In the recent U-19 World Cup, 12 of Saumy’s 18 wickets were lbw or bowled, mostly with good-length balls. With his disciplined, stump-to-stump left-arm spin, some in the cricketing fraternity have already started drawing comparisons with India’s star allrounder Ravindra Jadeja.

“He has variations which he uses by coming from different angles, not just by changing his line and length,” Anthony says. “He knows when to go wide of the crease, when to bowl from close to the stumps, when to flight the ball from over the wicket and when to bowl flat from around the wicket. He has a simple action and along with taking wickets, he also knows how to stop the flow of runs.”

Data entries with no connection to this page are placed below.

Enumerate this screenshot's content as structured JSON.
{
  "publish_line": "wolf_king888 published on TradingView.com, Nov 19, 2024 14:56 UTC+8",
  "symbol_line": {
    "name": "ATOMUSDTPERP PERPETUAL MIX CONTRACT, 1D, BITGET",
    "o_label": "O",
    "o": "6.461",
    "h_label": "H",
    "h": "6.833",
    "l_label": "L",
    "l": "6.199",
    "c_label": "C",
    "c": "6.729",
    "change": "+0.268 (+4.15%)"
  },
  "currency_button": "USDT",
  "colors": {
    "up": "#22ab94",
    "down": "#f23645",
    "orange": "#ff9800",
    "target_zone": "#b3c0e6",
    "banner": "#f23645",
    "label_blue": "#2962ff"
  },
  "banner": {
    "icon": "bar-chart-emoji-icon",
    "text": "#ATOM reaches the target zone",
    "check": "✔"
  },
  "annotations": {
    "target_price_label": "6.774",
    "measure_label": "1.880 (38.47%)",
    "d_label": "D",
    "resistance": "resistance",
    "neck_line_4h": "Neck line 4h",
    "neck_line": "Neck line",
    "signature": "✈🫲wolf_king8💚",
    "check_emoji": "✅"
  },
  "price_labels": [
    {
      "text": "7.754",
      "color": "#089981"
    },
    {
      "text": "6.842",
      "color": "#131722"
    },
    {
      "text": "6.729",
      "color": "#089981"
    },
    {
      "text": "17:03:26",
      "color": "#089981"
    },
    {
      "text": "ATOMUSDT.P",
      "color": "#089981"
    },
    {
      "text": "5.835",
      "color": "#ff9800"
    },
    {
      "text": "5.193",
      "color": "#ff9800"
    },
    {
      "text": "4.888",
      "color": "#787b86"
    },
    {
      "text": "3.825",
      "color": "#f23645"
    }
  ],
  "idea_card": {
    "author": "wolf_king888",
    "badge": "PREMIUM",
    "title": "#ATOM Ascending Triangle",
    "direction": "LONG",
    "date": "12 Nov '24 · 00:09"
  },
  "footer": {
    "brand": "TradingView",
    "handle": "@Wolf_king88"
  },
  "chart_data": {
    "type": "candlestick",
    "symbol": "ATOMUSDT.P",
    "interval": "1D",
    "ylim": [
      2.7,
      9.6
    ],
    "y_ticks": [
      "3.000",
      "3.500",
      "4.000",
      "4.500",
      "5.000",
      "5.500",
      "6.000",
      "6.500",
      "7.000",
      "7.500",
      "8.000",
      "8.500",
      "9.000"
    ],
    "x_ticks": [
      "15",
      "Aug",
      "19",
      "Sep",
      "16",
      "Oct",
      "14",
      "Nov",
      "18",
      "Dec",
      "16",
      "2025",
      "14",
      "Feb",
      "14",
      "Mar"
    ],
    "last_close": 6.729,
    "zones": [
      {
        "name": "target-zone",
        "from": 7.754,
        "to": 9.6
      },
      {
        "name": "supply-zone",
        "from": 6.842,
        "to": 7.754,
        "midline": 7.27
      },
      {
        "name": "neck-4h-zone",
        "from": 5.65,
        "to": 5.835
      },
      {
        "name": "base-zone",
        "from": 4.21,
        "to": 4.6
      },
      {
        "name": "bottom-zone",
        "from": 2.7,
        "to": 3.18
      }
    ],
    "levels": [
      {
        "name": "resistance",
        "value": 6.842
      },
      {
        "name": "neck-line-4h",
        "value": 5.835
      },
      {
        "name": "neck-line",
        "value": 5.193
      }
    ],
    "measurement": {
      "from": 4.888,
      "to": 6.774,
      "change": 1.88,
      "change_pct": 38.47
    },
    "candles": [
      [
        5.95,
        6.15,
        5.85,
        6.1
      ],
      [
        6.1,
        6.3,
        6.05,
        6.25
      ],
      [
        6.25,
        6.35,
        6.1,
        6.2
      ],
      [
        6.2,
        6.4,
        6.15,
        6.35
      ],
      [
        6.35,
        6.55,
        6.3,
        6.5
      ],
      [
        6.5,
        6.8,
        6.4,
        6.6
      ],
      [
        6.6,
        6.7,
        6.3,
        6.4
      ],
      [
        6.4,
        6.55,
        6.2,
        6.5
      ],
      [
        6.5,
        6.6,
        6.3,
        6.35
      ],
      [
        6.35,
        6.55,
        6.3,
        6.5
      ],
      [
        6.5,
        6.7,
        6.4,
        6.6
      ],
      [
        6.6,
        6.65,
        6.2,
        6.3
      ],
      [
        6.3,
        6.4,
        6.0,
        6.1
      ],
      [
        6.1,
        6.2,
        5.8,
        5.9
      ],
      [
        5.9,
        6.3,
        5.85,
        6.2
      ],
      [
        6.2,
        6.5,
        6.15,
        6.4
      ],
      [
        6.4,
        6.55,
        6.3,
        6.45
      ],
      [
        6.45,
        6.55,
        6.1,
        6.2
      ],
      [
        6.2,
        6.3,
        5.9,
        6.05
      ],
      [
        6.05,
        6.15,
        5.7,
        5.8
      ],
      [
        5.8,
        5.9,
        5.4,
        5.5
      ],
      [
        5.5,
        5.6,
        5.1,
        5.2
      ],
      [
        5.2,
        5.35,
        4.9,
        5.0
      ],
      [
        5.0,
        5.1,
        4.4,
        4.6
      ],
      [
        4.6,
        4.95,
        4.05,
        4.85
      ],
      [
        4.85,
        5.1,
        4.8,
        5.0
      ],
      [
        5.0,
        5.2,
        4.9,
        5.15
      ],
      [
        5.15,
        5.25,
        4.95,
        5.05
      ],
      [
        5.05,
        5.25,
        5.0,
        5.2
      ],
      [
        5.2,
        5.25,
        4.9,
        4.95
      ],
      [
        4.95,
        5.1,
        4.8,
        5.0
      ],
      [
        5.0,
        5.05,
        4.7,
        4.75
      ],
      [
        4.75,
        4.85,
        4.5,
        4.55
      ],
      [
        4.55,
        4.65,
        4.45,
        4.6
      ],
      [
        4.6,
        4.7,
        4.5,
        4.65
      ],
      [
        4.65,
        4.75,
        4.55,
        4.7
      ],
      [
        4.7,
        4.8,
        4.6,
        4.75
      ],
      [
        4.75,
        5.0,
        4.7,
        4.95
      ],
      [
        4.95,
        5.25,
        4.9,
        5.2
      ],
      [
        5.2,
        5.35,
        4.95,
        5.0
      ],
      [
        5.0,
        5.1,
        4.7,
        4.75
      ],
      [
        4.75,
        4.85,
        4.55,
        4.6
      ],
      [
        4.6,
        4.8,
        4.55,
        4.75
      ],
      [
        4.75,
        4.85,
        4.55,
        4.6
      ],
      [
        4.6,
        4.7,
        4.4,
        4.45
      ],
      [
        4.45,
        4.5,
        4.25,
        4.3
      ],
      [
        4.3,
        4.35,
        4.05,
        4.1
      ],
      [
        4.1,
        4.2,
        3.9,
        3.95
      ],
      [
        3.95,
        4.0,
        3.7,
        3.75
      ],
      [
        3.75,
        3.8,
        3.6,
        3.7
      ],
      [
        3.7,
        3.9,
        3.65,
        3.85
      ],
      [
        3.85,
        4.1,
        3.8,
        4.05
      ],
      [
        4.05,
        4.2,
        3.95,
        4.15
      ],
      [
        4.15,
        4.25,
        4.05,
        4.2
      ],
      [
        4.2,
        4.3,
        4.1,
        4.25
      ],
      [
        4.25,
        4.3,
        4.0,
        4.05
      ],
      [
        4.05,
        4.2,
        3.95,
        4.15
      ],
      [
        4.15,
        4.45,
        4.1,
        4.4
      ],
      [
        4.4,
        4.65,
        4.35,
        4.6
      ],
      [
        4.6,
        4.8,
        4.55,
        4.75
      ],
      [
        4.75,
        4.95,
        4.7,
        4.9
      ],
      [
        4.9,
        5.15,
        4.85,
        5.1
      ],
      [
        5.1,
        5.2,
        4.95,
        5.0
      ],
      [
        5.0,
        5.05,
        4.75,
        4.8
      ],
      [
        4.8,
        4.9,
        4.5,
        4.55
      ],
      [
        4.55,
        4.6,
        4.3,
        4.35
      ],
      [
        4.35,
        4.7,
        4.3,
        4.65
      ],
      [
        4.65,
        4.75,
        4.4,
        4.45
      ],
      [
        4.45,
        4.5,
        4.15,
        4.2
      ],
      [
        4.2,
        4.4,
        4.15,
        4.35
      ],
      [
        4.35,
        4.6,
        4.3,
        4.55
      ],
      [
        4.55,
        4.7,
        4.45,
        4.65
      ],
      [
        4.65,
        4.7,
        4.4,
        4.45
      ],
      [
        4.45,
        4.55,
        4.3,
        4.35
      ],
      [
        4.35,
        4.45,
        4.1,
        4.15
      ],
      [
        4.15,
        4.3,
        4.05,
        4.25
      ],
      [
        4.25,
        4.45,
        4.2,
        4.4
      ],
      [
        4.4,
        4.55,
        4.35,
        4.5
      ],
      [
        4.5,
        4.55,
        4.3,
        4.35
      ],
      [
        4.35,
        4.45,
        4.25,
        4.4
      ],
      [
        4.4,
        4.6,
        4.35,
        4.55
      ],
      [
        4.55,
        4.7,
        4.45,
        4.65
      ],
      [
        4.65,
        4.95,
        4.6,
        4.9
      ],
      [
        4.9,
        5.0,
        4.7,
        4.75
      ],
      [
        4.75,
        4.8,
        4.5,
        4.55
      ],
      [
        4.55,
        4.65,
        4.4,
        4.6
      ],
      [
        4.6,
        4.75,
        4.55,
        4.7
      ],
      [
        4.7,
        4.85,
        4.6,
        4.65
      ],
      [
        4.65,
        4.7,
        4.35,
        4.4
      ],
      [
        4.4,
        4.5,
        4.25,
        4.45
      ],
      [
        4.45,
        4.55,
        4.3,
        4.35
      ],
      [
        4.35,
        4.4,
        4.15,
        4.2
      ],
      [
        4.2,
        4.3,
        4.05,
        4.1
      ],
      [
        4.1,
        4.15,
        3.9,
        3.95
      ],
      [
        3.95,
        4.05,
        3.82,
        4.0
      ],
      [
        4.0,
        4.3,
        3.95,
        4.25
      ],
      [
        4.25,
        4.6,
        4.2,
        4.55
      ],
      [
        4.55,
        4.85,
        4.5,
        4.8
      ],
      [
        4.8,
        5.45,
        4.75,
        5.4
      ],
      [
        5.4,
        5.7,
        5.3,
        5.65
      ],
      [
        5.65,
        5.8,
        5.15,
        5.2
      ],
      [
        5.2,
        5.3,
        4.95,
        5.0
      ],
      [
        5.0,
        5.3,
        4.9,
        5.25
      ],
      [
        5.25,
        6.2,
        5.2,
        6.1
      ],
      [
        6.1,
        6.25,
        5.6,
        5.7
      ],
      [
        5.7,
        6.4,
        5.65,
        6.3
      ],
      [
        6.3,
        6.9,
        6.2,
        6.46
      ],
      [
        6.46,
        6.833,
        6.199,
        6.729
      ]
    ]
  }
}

Both Anthony and Kumar don’t encourage the comparisons with Jadeja, pointing out that Saumy has a long way to go and the U-19 World Cup is only the first step. Success at the World Cup also fetched Saumy a few offers from IPL teams to be a net bowler in their preparatory camps, but he turned these down after consulting with his father and his coach. Kumar says Saumy should target a spot in first-class cricket before going to the IPL, and the coach is with him on that.